As a member of Chloe Flowers’ review team, this pedometer geek reader received the opportunity to read her newest Pirates and Petticoats novel; however, this reader couldn’t convert the file that was given. Hence, the e-book was purchased so that it could be read and reviewed. This is the extended review of Redeeming the Pirate.
Redeeming the Pirate
By Chloe Flowers
Published by Flowers & Fullerton Publishing, 2018
Taking up where Pirate Heiress (the previous novel) ends, this is the story of Drago Viteri Gamponetti (AKA Gampo). While it is not strictly a sequel, many of the characters (the twins Jacqueline and Julien and the rest of the Sauvage family) make their appearance in the book. In fact, it is Jacqueline’s illness that introduces Sister Eva, the healer, to Drago and his world (his crew).
Drago Gamponetti is a pirate…okay, a privateer, as he frequently mentions. As a privateer who steals for the French king, he is coerced into stealing a precious relic from a cathedral in New Orleans. It’s a do-or-die mission for him, and it is to be his last mission, or so he believes.
Enter Eva, a scarred and vulnerable thief. Having sought sanctuary with the Ursuline order years earlier, she is now a novitiate nun and healer. Summoned to heal a sick young girl, Jacqueline, Eva meets the pirate.
From the beginning, there is tension between the pair. Eva wants to safeguard the relics (and exacts a promise from Drago to do so), but it may cost him his life to comply as it is Drago’s mission to steal them. Clashes between the two lead to love, but is it possible to change a blackguard? To redeem a man whose soul is irredeemable? Can Eva learn to trust him? Is he trustworthy?
Set during the Battle of New Orleans, this romance has intrigue, humor, and swashbuckling moments. The author brings to life the battle, which could have easily been won by the British. Whether it is historically accurate is immaterial as the author sucks the reader into the drama of Drago, Eva, and the other characters including the pirate LaFitte, who plays an integral role in saving New Orleans from the British fleet.
This reader’s only real complaint is the over abundance of typos, missing words, wrong words, etc. An extra set of eyes during proofreading might have prevented many of them. It is hoped that the print version has been corrected as the romance is worth reading and a great addition to the other Pirates and Petticoats series novels, which feature feisty heroines and daring men (see previous reviews of the Chloe Flowers’ novels).
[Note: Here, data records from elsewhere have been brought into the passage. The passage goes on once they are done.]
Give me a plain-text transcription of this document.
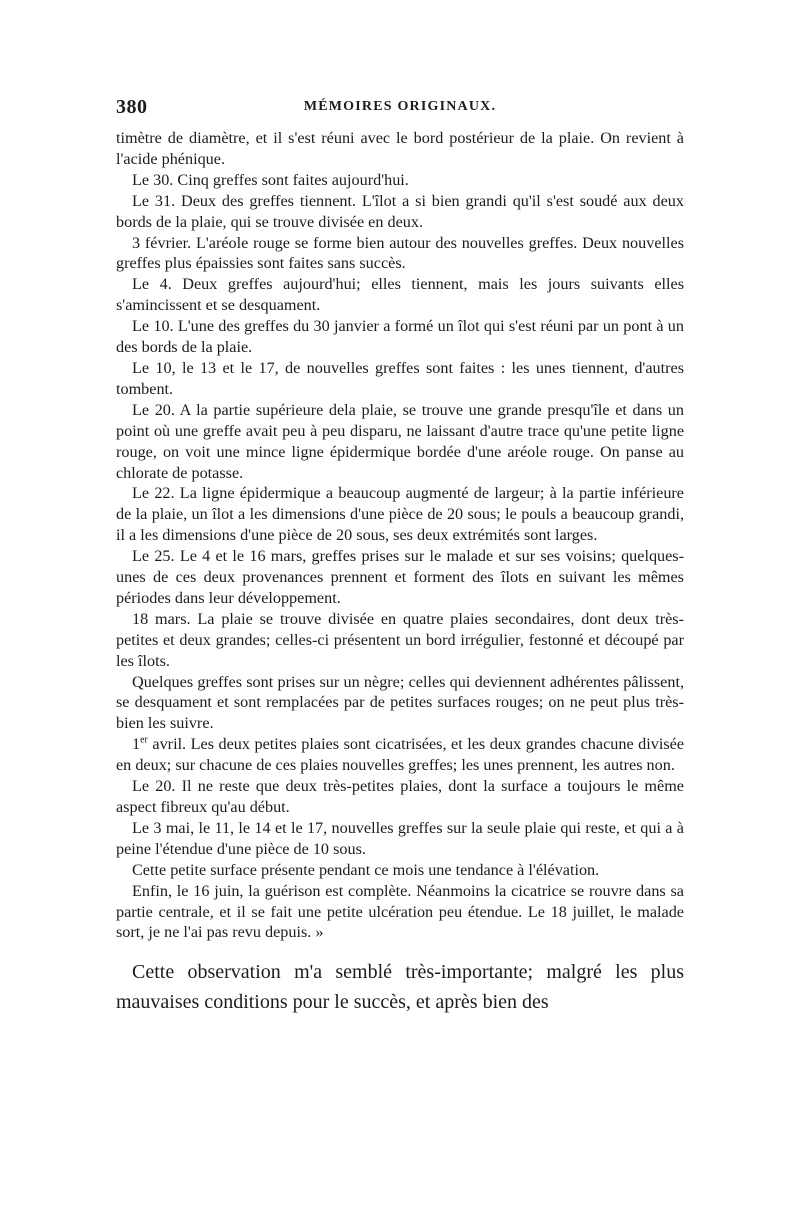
380	MÉMOIRES ORIGINAUX.

timètre de diamètre, et il s'est réuni avec le bord postérieur de la plaie. On revient à l'acide phénique.

Le 30. Cinq greffes sont faites aujourd'hui.

Le 31. Deux des greffes tiennent. L'îlot a si bien grandi qu'il s'est soudé aux deux bords de la plaie, qui se trouve divisée en deux.

3 février. L'aréole rouge se forme bien autour des nouvelles greffes. Deux nouvelles greffes plus épaissies sont faites sans succès.

Le 4. Deux greffes aujourd'hui; elles tiennent, mais les jours suivants elles s'amincissent et se desquament.

Le 10. L'une des greffes du 30 janvier a formé un îlot qui s'est réuni par un pont à un des bords de la plaie.

Le 10, le 13 et le 17, de nouvelles greffes sont faites : les unes tiennent, d'autres tombent.

Le 20. A la partie supérieure dela plaie, se trouve une grande presqu'île et dans un point où une greffe avait peu à peu disparu, ne laissant d'autre trace qu'une petite ligne rouge, on voit une mince ligne épidermique bordée d'une aréole rouge. On panse au chlorate de potasse.

Le 22. La ligne épidermique a beaucoup augmenté de largeur; à la partie inférieure de la plaie, un îlot a les dimensions d'une pièce de 20 sous; le pouls a beaucoup grandi, il a les dimensions d'une pièce de 20 sous, ses deux extrémités sont larges.

Le 25. Le 4 et le 16 mars, greffes prises sur le malade et sur ses voisins; quelques-unes de ces deux provenances prennent et forment des îlots en suivant les mêmes périodes dans leur développement.

18 mars. La plaie se trouve divisée en quatre plaies secondaires, dont deux très-petites et deux grandes; celles-ci présentent un bord irrégulier, festonné et découpé par les îlots.

Quelques greffes sont prises sur un nègre; celles qui deviennent adhérentes pâlissent, se desquament et sont remplacées par de petites surfaces rouges; on ne peut plus très-bien les suivre.

1er avril. Les deux petites plaies sont cicatrisées, et les deux grandes chacune divisée en deux; sur chacune de ces plaies nouvelles greffes; les unes prennent, les autres non.

Le 20. Il ne reste que deux très-petites plaies, dont la surface a toujours le même aspect fibreux qu'au début.

Le 3 mai, le 11, le 14 et le 17, nouvelles greffes sur la seule plaie qui reste, et qui a à peine l'étendue d'une pièce de 10 sous.

Cette petite surface présente pendant ce mois une tendance à l'élévation.

Enfin, le 16 juin, la guérison est complète. Néanmoins la cicatrice se rouvre dans sa partie centrale, et il se fait une petite ulcération peu étendue. Le 18 juillet, le malade sort, je ne l'ai pas revu depuis. »

Cette observation m'a semblé très-importante; malgré les plus mauvaises conditions pour le succès, et après bien des
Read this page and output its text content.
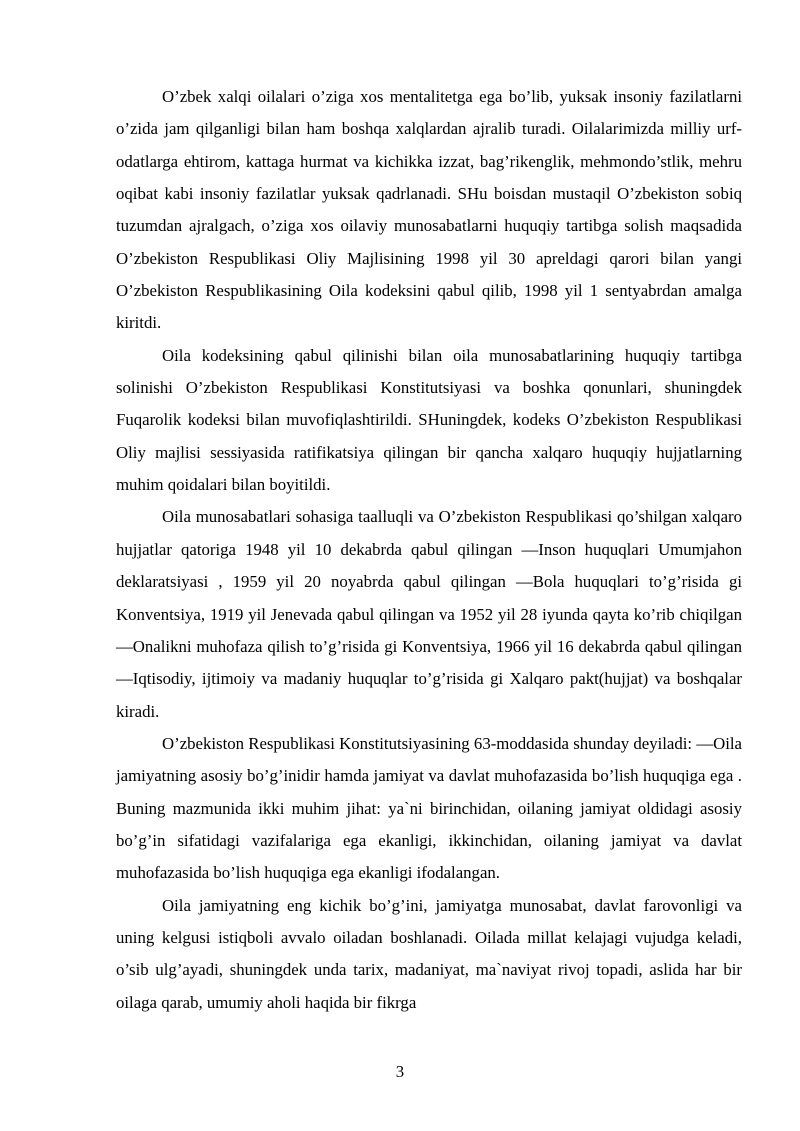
O’zbek xalqi oilalari o’ziga xos mentalitetga ega bo’lib, yuksak insoniy fazilatlarni o’zida jam qilganligi bilan ham boshqa xalqlardan ajralib turadi. Oilalarimizda milliy urf-odatlarga ehtirom, kattaga hurmat va kichikka izzat, bag’rikenglik, mehmondo’stlik, mehru oqibat kabi insoniy fazilatlar yuksak qadrlanadi. SHu boisdan mustaqil O’zbekiston sobiq tuzumdan ajralgach, o’ziga xos oilaviy munosabatlarni huquqiy tartibga solish maqsadida O’zbekiston Respublikasi Oliy Majlisining 1998 yil 30 apreldagi qarori bilan yangi O’zbekiston Respublikasining Oila kodeksini qabul qilib, 1998 yil 1 sentyabrdan amalga kiritdi.

Oila kodeksining qabul qilinishi bilan oila munosabatlarining huquqiy tartibga solinishi O’zbekiston Respublikasi Konstitutsiyasi va boshka qonunlari, shuningdek Fuqarolik kodeksi bilan muvofiqlashtirildi. SHuningdek, kodeks O’zbekiston Respublikasi Oliy majlisi sessiyasida ratifikatsiya qilingan bir qancha xalqaro huquqiy hujjatlarning muhim qoidalari bilan boyitildi.

Oila munosabatlari sohasiga taalluqli va O’zbekiston Respublikasi qo’shilgan xalqaro hujjatlar qatoriga 1948 yil 10 dekabrda qabul qilingan ―Inson huquqlari Umumjahon deklaratsiyasi , 1959 yil 20 noyabrda qabul qilingan ―Bola huquqlari to’g’risida gi Konventsiya, 1919 yil Jenevada qabul qilingan va 1952 yil 28 iyunda qayta ko’rib chiqilgan ―Onalikni muhofaza qilish to’g’risida gi Konventsiya, 1966 yil 16 dekabrda qabul qilingan ―Iqtisodiy, ijtimoiy va madaniy huquqlar to’g’risida gi Xalqaro pakt(hujjat) va boshqalar kiradi.

O’zbekiston Respublikasi Konstitutsiyasining 63-moddasida shunday deyiladi: ―Oila jamiyatning asosiy bo’g’inidir hamda jamiyat va davlat muhofazasida bo’lish huquqiga ega . Buning mazmunida ikki muhim jihat: ya`ni birinchidan, oilaning jamiyat oldidagi asosiy bo’g’in sifatidagi vazifalariga ega ekanligi, ikkinchidan, oilaning jamiyat va davlat muhofazasida bo’lish huquqiga ega ekanligi ifodalangan.

Oila jamiyatning eng kichik bo’g’ini, jamiyatga munosabat, davlat farovonligi va uning kelgusi istiqboli avvalo oiladan boshlanadi. Oilada millat kelajagi vujudga keladi, o’sib ulg’ayadi, shuningdek unda tarix, madaniyat, ma`naviyat rivoj topadi, aslida har bir oilaga qarab, umumiy aholi haqida bir fikrga

3
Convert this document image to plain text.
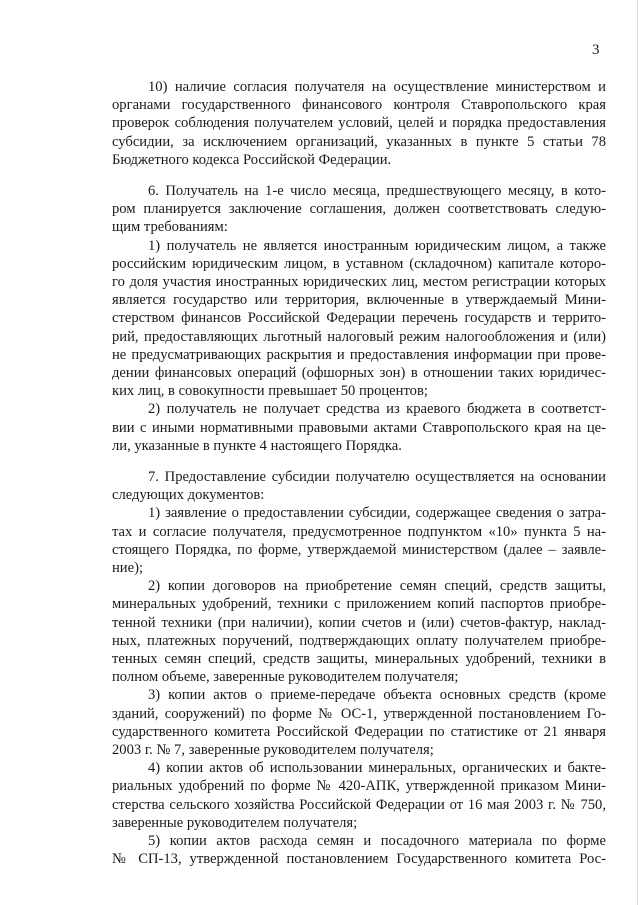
3
10) наличие согласия получателя на осуществление министерством и
органами государственного финансового контроля Ставропольского края
проверок соблюдения получателем условий, целей и порядка предоставления
субсидии, за исключением организаций, указанных в пункте 5 статьи 78
Бюджетного кодекса Российской Федерации.
6. Получатель на 1-е число месяца, предшествующего месяцу, в кото-
ром планируется заключение соглашения, должен соответствовать следую-
щим требованиям:
1) получатель не является иностранным юридическим лицом, а также
российским юридическим лицом, в уставном (складочном) капитале которо-
го доля участия иностранных юридических лиц, местом регистрации которых
является государство или территория, включенные в утверждаемый Мини-
стерством финансов Российской Федерации перечень государств и террито-
рий, предоставляющих льготный налоговый режим налогообложения и (или)
не предусматривающих раскрытия и предоставления информации при прове-
дении финансовых операций (офшорных зон) в отношении таких юридичес-
ких лиц, в совокупности превышает 50 процентов;
2) получатель не получает средства из краевого бюджета в соответст-
вии с иными нормативными правовыми актами Ставропольского края на це-
ли, указанные в пункте 4 настоящего Порядка.
7. Предоставление субсидии получателю осуществляется на основании
следующих документов:
1) заявление о предоставлении субсидии, содержащее сведения о затра-
тах и согласие получателя, предусмотренное подпунктом «10» пункта 5 на-
стоящего Порядка, по форме, утверждаемой министерством (далее – заявле-
ние);
2) копии договоров на приобретение семян специй, средств защиты,
минеральных удобрений, техники с приложением копий паспортов приобре-
тенной техники (при наличии), копии счетов и (или) счетов-фактур, наклад-
ных, платежных поручений, подтверждающих оплату получателем приобре-
тенных семян специй, средств защиты, минеральных удобрений, техники в
полном объеме, заверенные руководителем получателя;
3) копии актов о приеме-передаче объекта основных средств (кроме
зданий, сооружений) по форме № ОС-1, утвержденной постановлением Го-
сударственного комитета Российской Федерации по статистике от 21 января
2003 г. № 7, заверенные руководителем получателя;
4) копии актов об использовании минеральных, органических и бакте-
риальных удобрений по форме № 420-АПК, утвержденной приказом Мини-
стерства сельского хозяйства Российской Федерации от 16 мая 2003 г. № 750,
заверенные руководителем получателя;
5) копии актов расхода семян и посадочного материала по форме
№ СП-13, утвержденной постановлением Государственного комитета Рос-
One discordant note is the cover. The cover, while gorgeous, depicts a beautiful young woman dressed in an empire waist gown peeking around a curtain, yet this seems unconnected to the reality of the story. Throughout the novel, Eva describes herself as disfigured, wearing a veil to hide her face. She also wears a nun’s habit. Despite the disconnect between the story and the cover, the romance is a fun read.